"The audience is like a dog. They can feel immediately that you are afraid, that you are insecure, that you're not in the right state of mind - and they just leave..."
SYNOPSIS
Towards the late 1950s, as abstract art began to lose impetus, many artists across the world began to embrace performance art. Performance had been a feature of avant-garde art since around 1910, but Marina Abramovic's work is typical of the aims of the new generation in her eagerness to avoid traditional, object-based art materials (such as paint and canvas), and to cut down the distance between the artist and the audience by making her own body the medium. Born under Yugoslavia's repressive Communist dictatorship, and raised by parents closely tied to the regime, Abramovic's dramatic and dangerous performances often seem like cathartic responses to these early experiences of power. She has produced a quantity of sculpture, but she remains best known for performance, and she remains one of only a handful of performance artists of her generation who have continued to perform late in their career.
Marina Abramovic's work is typical of the ritualistic strain in 1960s performance art. It often involves putting herself in grave danger and performing lengthy, harmful routines that result in her being cut or burnt, or enduring some privation. She views her art almost as a sacrificial and religious rite, performed by herself for a congregation of viewers. And the physical ordeals she endures form the basis for exploring such themes as trust, endurance, cleansing, exhaustion, and departure.
We might interpret her work as having displaced art from traditional media such as painting and sculpture, and moved it directly on to her body. Yet far from conceiving it as simply a surface, she has said that she thinks of the body as the "point of departure for any spiritual development."
Between 1976 and 1988 she collaborated with the German-born artist known as Ulay. The performances the pair created during this time often exploited their duality to investigate ideas such as the division between mind and body, nature and culture, active and passive attitudes, and, of course, between male and female.
childhood
Marina Abramovic was born in 1946 in Belgrade, Yugoslavia to parents who held prominent positions in the Communist government. Her father, Vojin, was in the Marshal's elite guard and her mother, Danica, was an art historian who oversaw historic monuments. After her father left the family, her mother took strict control of eighteen-year-old Abramovic and her younger brother, Velimir. Her mother was difficult and sometimes violent, yet she supported her daughter's interest in art. While growing up, Abramovic saw numerous Biennales in Venice, exposing her to artists outside of Communist Yugoslavia such as Robert Rauschenberg, Jasper Johns and Louise Nevelson.

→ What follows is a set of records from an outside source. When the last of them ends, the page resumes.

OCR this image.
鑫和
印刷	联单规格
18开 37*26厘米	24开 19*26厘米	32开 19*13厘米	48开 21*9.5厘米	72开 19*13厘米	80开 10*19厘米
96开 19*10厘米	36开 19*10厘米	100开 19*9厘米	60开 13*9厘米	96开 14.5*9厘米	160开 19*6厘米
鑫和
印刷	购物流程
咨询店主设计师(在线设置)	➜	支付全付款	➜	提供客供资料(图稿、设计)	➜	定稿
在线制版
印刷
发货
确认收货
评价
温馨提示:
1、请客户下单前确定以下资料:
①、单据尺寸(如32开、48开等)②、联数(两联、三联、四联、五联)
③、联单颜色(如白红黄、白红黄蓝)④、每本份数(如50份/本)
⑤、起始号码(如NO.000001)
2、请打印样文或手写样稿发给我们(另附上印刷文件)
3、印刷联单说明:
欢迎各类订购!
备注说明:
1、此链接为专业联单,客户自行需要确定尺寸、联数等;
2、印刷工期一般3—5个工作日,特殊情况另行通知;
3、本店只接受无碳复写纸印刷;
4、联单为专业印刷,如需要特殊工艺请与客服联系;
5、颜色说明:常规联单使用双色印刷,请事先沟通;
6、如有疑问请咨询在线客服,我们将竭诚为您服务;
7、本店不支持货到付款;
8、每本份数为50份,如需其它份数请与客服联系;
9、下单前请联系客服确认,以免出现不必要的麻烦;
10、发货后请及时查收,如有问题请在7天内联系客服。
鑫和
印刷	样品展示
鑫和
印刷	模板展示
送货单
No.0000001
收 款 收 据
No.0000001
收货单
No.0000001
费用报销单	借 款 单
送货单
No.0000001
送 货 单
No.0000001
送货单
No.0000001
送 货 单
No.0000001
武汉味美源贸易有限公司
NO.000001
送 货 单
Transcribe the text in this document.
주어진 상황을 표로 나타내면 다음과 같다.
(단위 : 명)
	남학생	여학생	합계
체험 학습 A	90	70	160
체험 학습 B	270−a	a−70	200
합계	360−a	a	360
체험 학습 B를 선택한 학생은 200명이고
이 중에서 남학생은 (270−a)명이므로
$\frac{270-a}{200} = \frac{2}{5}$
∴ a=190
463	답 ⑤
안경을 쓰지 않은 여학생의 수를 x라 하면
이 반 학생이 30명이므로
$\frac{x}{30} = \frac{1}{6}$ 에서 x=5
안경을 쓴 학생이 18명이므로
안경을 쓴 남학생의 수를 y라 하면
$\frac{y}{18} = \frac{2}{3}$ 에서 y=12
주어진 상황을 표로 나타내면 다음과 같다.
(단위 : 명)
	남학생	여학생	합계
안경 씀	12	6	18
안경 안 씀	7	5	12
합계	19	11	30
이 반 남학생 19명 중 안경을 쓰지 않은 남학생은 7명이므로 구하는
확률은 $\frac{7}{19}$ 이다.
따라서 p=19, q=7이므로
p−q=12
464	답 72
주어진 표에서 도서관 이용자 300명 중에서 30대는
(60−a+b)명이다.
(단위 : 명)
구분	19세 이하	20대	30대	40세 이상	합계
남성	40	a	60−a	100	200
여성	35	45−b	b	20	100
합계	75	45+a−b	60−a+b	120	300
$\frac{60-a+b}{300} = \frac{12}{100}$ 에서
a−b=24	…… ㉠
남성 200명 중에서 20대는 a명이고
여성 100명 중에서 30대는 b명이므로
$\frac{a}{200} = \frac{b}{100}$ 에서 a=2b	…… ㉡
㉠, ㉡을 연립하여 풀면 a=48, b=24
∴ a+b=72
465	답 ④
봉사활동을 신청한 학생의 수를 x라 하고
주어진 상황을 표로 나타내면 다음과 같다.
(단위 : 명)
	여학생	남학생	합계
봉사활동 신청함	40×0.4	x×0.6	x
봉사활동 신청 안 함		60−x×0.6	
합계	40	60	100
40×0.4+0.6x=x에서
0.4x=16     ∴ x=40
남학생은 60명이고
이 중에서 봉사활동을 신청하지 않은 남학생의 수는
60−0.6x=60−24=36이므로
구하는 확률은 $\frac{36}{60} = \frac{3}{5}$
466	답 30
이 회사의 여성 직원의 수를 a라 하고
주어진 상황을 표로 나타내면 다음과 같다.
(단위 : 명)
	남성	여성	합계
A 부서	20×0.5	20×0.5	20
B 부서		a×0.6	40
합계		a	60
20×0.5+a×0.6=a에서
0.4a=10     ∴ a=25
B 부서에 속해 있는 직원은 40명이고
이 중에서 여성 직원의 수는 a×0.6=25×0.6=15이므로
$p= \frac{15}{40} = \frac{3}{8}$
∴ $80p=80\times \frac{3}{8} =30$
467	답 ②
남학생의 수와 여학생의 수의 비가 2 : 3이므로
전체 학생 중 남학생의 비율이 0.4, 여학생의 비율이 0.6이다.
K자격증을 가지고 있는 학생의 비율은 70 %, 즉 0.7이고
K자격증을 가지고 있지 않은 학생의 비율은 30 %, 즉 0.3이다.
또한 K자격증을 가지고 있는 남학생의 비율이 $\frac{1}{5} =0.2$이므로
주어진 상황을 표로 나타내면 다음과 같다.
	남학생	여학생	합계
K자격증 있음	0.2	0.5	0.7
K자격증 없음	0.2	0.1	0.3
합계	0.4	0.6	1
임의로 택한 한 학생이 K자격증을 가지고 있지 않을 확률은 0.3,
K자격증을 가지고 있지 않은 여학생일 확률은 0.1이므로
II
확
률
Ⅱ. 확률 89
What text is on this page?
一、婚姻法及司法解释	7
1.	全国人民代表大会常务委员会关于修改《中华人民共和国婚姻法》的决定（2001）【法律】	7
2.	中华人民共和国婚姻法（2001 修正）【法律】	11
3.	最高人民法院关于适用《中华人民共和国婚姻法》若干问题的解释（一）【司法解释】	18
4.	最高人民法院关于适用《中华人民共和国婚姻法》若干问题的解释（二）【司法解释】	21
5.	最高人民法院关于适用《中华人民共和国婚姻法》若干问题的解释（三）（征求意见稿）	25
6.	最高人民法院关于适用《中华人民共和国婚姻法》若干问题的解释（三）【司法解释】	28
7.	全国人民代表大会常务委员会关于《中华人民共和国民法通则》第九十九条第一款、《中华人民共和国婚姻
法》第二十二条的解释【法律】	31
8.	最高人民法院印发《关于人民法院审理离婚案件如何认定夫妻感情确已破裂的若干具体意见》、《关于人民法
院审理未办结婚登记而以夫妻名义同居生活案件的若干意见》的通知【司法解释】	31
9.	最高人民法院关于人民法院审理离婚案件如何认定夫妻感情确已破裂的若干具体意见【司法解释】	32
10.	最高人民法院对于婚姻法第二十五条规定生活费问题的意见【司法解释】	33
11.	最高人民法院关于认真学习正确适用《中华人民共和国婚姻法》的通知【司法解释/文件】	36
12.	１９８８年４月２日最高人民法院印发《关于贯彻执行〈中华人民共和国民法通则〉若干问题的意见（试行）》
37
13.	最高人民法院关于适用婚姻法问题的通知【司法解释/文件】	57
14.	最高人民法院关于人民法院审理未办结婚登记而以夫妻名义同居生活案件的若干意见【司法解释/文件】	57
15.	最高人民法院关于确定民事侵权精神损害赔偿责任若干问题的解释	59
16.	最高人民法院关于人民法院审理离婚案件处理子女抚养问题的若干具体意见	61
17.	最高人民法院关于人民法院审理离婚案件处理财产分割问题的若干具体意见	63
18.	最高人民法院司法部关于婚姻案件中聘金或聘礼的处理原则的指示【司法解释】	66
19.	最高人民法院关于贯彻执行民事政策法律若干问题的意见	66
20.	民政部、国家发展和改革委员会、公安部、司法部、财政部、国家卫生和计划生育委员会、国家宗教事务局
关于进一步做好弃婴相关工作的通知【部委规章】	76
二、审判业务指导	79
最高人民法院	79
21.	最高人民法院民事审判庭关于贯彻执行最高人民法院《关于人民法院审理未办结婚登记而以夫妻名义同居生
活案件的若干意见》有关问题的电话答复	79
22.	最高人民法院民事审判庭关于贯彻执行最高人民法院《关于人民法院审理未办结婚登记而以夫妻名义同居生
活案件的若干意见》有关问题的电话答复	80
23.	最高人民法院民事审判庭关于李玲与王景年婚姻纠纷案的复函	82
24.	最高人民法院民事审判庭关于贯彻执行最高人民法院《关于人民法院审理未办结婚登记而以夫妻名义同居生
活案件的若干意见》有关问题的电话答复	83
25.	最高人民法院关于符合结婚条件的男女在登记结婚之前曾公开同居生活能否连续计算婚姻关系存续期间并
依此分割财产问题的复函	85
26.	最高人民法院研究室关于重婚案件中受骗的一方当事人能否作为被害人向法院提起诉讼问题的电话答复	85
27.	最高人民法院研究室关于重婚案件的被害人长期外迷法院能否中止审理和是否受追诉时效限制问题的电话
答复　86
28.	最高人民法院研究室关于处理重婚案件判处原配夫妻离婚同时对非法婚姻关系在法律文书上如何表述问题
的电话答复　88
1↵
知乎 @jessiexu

Abramovic, who has referred to herself as, "the grandmother of performance art," was part of the earliest experiments in performance art, and she is one of the few pioneers of that generation still creating new work. She has been, and continues to be, an essential influence for performance artists making work over the last several decades, especially for works that challenge the limits of the body. Although she does not view her own artwork through the frame of Feminist Art, her confrontations with the physical self and the primary role given to the female body have helped shape the direction of that discipline. Her commitment to giving new life to older performance works - both hers and the works of others -- led her to create the Marina Abramovic Institute for Preservation of Performance Art, set for a 2012 opening, in Hudson, New York. This non-profit organization will support teaching, preserving and funding performance art, ensuring an enduring legacy for her performances and, more broadly, for the ephemeral art form itself. About this Institute, Abramovic has said, "Performance is fleeting. But this, this place, this is for time. This is what I will leave behind."